Example: I once built an entire content strategy around a G2 review that said, “We don’t even care if the data’s perfect. We just want to stop second-guessing everything.” That line went straight into a headline.
When you treat customers like co-writers, your job gets easier. And your copy gets better.
Step 3: Use AI as a Companion, Not a Crutch
Let’s get this out of the way. AI is a tool. It’s not your strategy. It’s not your gut instinct. And it definitely shouldn’t be your final draft.
How I use it:
To summarize long call transcripts or pull initial themes
To ideate headline angles when I’m tapped out
To experiment with tone variations or language swaps
What I don’t do: copy and paste outputs and call it content. AI can’t hear the sigh in your customer’s voice. It doesn’t know how to connect their frustration to your feature. That’s your job.
AI is great at speed. But resonance still takes a human.
Step 4: Analyze the Competitive Landscape Thoughtfully
You know what’s worse than boring copy? Boring copy that sounds exactly like everyone else’s.
That’s why part of my research process includes a competitive sweep. Not to benchmark, but to:
See what angles they’re overplaying
Spot what they’re afraid to say
Identify the white space no one’s owning
I also check out the interviews, keynotes, or industry podcasts they’ve appeared on. Sometimes what’s not said in a blog post is said out loud in a panel discussion or founder AMA.
Then I come in with content that hits a nerve, not a template.

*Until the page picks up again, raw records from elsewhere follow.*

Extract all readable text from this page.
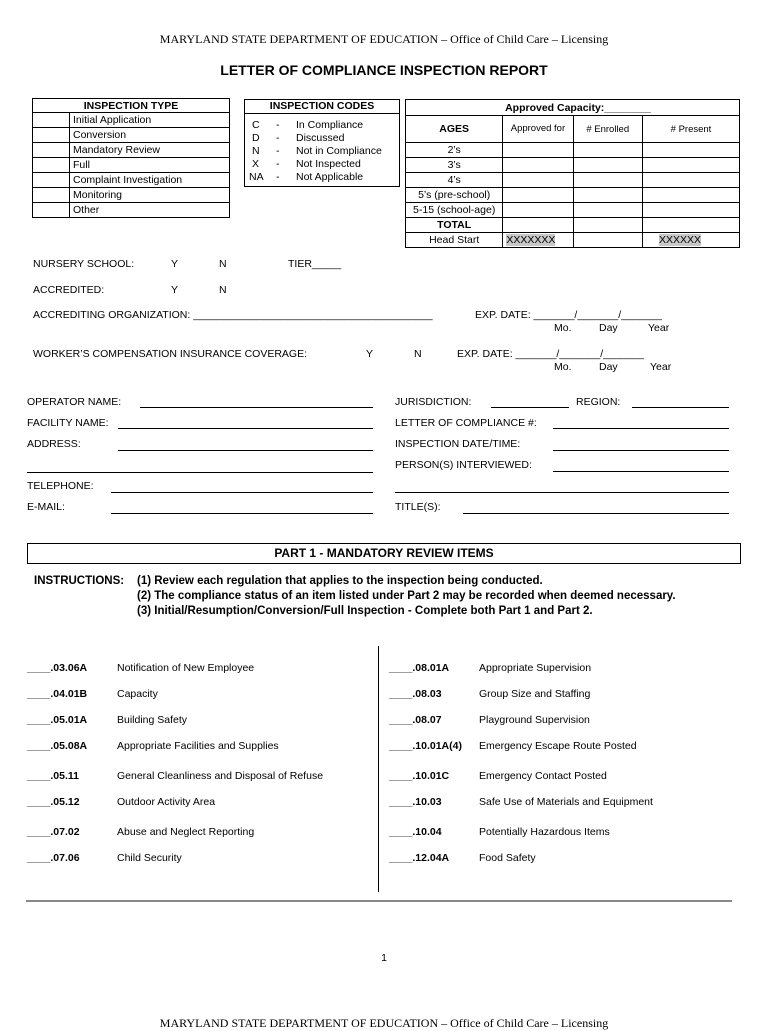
MARYLAND STATE DEPARTMENT OF EDUCATION – Office of Child Care – Licensing
LETTER OF COMPLIANCE INSPECTION REPORT
INSPECTION TYPE	
	Initial Application
	Conversion
	Mandatory Review
	Full
	Complaint Investigation
	Monitoring
	Other
INSPECTION CODES
C	-	In Compliance
D	-	Discussed
N	-	Not in Compliance
X	-	Not Inspected
NA	-	Not Applicable
Approved Capacity:________			
AGES	Approved for	# Enrolled	# Present
2’s			
3’s			
4’s			
5’s (pre-school)			
5-15 (school-age)			
TOTAL			
Head Start	XXXXXXX		XXXXXX
NURSERY SCHOOL:	Y	N	TIER_____
ACCREDITED:	Y	N
ACCREDITING ORGANIZATION: _________________________________________	EXP. DATE: _______/_______/_______
Mo.	Day	Year
WORKER’S COMPENSATION INSURANCE COVERAGE:	Y	N	EXP. DATE: _______/_______/_______
Mo.	Day	Year
OPERATOR NAME:
FACILITY NAME:
ADDRESS:
TELEPHONE:
E-MAIL:
JURISDICTION:	REGION:
LETTER OF COMPLIANCE #:
INSPECTION DATE/TIME:
PERSON(S) INTERVIEWED:
TITLE(S):
PART 1 - MANDATORY REVIEW ITEMS
INSTRUCTIONS: (1) Review each regulation that applies to the inspection being conducted.
(2) The compliance status of an item listed under Part 2 may be recorded when deemed necessary.
(3) Initial/Resumption/Conversion/Full Inspection - Complete both Part 1 and Part 2.
____.03.06A	Notification of New Employee
____.04.01B	Capacity
____.05.01A	Building Safety
____.05.08A	Appropriate Facilities and Supplies
____.05.11	General Cleanliness and Disposal of Refuse
____.05.12	Outdoor Activity Area
____.07.02	Abuse and Neglect Reporting
____.07.06	Child Security
____.08.01A	Appropriate Supervision
____.08.03	Group Size and Staffing
____.08.07	Playground Supervision
____.10.01A(4) Emergency Escape Route Posted
____.10.01C	Emergency Contact Posted
____.10.03	Safe Use of Materials and Equipment
____.10.04	Potentially Hazardous Items
____.12.04A	Food Safety
1
MARYLAND STATE DEPARTMENT OF EDUCATION – Office of Child Care – Licensing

Step 5: Turn Research into Strategic Direction
This is where everything starts to click. I take all the quotes, insights, frustrations, gaps, and opportunities and shape them into a narrative with intention.
Before I write anything, I answer:
What does the audience believe right now?

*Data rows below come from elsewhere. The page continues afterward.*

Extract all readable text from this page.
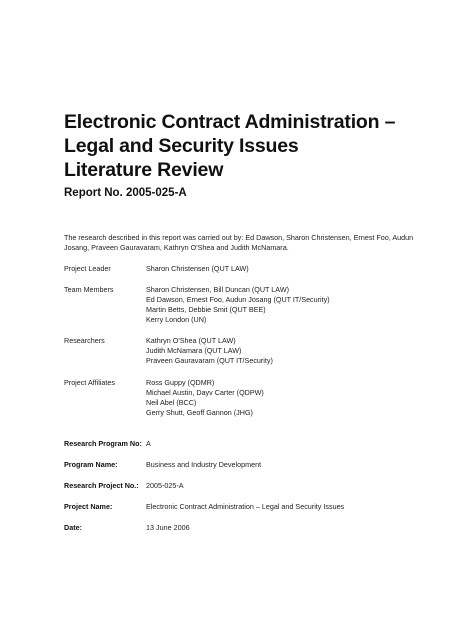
Electronic Contract Administration –
Legal and Security Issues
Literature Review
Report No. 2005-025-A
The research described in this report was carried out by: Ed Dawson, Sharon Christensen, Ernest Foo, Audun
Josang, Praveen Gauravaram, Kathryn O'Shea and Judith McNamara.
Project Leader	Sharon Christensen (QUT LAW)
Team Members	Sharon Christensen, Bill Duncan (QUT LAW)
Ed Dawson, Ernest Foo, Audun Josang (QUT IT/Security)
Martin Betts, Debbie Smit (QUT BEE)
Kerry London (UN)
Researchers	Kathryn O'Shea (QUT LAW)
Judith McNamara (QUT LAW)
Praveen Gauravaram (QUT IT/Security)
Project Affiliates	Ross Guppy (QDMR)
Michael Austin, Dayv Carter (QDPW)
Neil Abel (BCC)
Gerry Shutt, Geoff Gannon (JHG)
Research Program No: A
Program Name:	Business and Industry Development
Research Project No.:	2005-025-A
Project Name:	Electronic Contract Administration – Legal and Security Issues
Date:	13 June 2006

What do I want them to believe by the end?
What objections do I need to ease or reframe?
This turns research into movement. Not just informing, but transforming.
Step 6: Organize and Structure Before You Write
A strong structure isn’t limiting. It’s liberating. When you know your key beats, your story writes itself.
How I do it:
Draft a working headline that sets the tone
Identify 3 to 5 must-hit messaging beats
Match insights to emotional turning points
Place quotes and data where they’ll land hardest
Outlines aren’t homework. They’re how I get to the heart of a message faster.
Bonus Lessons From the Trenches
Boring briefs are not an excuse. Dig deeper. There’s always an angle.
Great research is empathy in action. It shows up in the writing.
If you’re stuck, go back to the pain. That’s where the clarity is.
A well-placed joke is a strategy. Humor builds trust faster.
AI won’t save you. Curiosity might. Ask better questions. That’s where the gold lives.
Final Thoughts: Research Is the Unsung Hero of Great Content
You can’t shortcut clarity. You can’t automate emotional insight. You can’t wing your way to content that connects.
But you can show up, ask better questions, listen harder, and dig deeper.
That’s what I do. That’s how I write. And it’s what I bring into every project I touch.
Because strategy without research is just guesswork with nicer fonts.
So stop staring at the blank doc. Go listen. Go dig. Go find the stuff no one else is brave or curious enough to uncover.
That’s where your best content lives.